Na manhã seguinte, passei meu crachá no saguão do prédio do escritório. De repente, alguém chamou:
— Elara! Virei. Uma mulher na casa dos 40, vestindo um casaco cinza, estava ali com um sorriso forçado e dolorosamente educado.
Parecia familiar. Tinha a mesma postura subserviente que Helena exigia de mim. — Quem é você? — Sou uma prima distante de Helena Vale — ela disse, torcendo as mãos.
— Tenho um pequeno restaurante aqui em Botafogo. Helena me ligou ontem e implorou para te encontrar. Encarei ela, o rosto completamente inexpressivo. — Helena quer falar com você — a mulher continuou, nervosa.
— Arthur está na UTI. O conselho de Dario votou para removê-lo hoje de manhã. A empresa está congelando os ativos. Helena voou para cá porque quer que você volte e testemunhe na vara de família que Catarina manipulou emocionalmente Dario para que eles possam processá-la por fraude e recuperar o dinheiro.
A carta chegou ontem. Helena chegou ontem. Isso não era coincidência. E eu sabia de fato que Helena nunca tinha se desculpado com ninguém na vida inteira.
Ela estava aqui porque estava desesperada, falida e se afogando. — Tenho cheio do que trabalhar — eu disse friamente. — Se ela quiser falar, pode esperar até eu sair. Passei o crachá e atravessei as catracas sem olhar para trás.
No elevador, olhei meu reflexo. Eu não era mais a esposa submissa, aterrorizada. Eu era Elara Voz, diretora de estratégia. Às 7 da noite, saí do prédio.
Os postes de luz brilhavam. Meu telefone tocou. O número do Rio. — Elara, é Helena.
— A voz dela estava despida de toda a arrogância anterior. Soava oca, falsa doçura frágil. — Você saiu do trabalho? Estou no café do outro lado do seu prédio.

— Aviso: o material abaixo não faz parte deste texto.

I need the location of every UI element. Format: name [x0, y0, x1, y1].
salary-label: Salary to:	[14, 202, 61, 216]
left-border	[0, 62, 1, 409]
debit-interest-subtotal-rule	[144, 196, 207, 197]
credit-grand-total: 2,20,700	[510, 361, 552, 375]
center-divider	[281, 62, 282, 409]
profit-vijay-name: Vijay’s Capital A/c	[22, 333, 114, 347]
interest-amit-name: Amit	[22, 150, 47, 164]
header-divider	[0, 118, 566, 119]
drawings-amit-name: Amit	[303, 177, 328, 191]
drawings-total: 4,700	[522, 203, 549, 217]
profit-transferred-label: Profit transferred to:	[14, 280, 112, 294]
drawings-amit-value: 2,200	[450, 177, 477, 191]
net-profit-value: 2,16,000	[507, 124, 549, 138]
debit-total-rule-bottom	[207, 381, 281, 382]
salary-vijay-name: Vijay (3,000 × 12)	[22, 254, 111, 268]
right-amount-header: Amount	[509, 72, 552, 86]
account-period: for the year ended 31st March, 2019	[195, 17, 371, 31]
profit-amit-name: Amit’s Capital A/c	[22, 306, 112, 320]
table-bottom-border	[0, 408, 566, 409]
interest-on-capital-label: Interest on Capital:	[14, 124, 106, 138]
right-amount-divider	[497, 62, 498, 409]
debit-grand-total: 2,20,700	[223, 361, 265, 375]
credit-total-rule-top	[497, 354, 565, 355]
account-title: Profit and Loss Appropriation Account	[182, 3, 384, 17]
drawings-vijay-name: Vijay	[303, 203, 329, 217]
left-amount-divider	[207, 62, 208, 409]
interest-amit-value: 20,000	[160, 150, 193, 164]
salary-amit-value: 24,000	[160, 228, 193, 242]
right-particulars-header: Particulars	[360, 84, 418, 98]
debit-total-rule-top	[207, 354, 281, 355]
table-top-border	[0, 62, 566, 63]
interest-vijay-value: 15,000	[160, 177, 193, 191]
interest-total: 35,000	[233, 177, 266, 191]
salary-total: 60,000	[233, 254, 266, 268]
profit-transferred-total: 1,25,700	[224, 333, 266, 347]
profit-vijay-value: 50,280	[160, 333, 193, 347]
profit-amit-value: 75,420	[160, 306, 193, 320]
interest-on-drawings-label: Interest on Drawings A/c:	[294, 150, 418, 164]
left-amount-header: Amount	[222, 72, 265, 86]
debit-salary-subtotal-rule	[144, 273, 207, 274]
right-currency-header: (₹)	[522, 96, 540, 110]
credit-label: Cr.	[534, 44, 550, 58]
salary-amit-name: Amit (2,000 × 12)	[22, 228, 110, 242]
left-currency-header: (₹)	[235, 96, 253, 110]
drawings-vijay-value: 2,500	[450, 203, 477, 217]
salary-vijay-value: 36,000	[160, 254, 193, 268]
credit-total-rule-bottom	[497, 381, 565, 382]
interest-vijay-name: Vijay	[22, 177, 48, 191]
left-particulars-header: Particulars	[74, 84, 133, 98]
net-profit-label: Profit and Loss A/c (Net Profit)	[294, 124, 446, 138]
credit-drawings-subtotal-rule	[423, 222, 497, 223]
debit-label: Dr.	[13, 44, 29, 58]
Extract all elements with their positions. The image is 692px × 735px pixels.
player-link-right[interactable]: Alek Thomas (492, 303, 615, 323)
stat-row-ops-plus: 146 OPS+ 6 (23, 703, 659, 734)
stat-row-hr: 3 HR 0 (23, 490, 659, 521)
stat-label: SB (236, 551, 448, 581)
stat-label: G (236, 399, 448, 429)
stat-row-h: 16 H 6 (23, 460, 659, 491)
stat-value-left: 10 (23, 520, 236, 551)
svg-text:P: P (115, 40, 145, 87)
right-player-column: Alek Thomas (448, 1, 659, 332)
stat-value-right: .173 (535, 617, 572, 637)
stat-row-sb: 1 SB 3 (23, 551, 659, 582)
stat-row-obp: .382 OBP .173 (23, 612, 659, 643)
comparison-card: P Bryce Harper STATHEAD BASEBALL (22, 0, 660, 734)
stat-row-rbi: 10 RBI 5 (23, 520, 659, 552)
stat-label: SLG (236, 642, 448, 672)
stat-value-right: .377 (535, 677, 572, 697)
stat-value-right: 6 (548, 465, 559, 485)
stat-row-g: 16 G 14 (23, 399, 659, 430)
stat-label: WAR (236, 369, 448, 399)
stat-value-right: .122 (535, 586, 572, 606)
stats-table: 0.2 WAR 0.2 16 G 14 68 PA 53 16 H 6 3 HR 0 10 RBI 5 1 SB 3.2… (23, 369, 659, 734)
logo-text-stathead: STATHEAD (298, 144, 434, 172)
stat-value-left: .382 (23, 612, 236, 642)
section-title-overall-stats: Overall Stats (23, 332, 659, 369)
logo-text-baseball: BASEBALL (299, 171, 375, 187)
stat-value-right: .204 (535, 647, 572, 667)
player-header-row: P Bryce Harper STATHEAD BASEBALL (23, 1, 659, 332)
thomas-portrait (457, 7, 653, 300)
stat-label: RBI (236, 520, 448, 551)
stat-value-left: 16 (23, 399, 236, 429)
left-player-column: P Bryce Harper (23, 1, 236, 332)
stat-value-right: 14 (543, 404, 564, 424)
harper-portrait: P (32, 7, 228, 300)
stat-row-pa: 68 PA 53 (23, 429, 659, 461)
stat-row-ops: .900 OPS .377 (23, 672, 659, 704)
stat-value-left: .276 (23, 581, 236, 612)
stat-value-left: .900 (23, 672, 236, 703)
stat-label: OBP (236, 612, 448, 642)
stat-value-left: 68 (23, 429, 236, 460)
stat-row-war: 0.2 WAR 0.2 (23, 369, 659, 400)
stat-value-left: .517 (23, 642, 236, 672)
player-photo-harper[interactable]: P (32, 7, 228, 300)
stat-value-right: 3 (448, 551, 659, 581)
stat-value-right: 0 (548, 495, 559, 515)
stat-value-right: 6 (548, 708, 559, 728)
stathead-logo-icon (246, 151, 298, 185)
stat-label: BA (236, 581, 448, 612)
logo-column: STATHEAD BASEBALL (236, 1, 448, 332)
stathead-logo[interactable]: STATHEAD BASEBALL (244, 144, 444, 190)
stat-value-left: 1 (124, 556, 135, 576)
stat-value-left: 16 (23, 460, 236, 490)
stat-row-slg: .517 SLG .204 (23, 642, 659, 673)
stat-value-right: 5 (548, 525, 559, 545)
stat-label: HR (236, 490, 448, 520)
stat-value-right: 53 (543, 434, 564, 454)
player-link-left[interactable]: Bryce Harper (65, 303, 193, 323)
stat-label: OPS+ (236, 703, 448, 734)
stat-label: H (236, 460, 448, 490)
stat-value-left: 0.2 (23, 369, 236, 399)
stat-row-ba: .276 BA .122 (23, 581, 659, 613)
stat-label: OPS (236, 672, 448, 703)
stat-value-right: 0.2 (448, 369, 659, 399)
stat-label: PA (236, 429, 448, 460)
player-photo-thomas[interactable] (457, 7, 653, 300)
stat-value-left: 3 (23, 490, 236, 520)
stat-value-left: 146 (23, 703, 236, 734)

Por favor, só me dê 10 minutos. — Podemos nos encontrar na praça lá fora. Tem gente em todo lugar. Não posso te machucar.
Pensei nisso. Não precisava me encontrar com ela, mas queria olhar nos olhos dela e mostrar exatamente o que ela tinha jogado fora. — Tudo bem, 5 minutos. Atravessei a rua para a pequena praça de concreto.
Helena estava junto a uma fonte. Usava o casaco de grife favorito e um colar de pérolas, mas parecia uma década mais velha. O cabelo estava arrepiado, as bochechas encovadas, as olheiras escuras e pesadas. Quando me viu me aproximar no meu terninho azul-marinho sob medida, carregando uma pasta de grife que comprei com meu próprio dinheiro suado, o sorriso falso literalmente congelou no rosto dela.
Ela me olhou não como seu antigo saco de pancadas, mas como uma estranha intocável.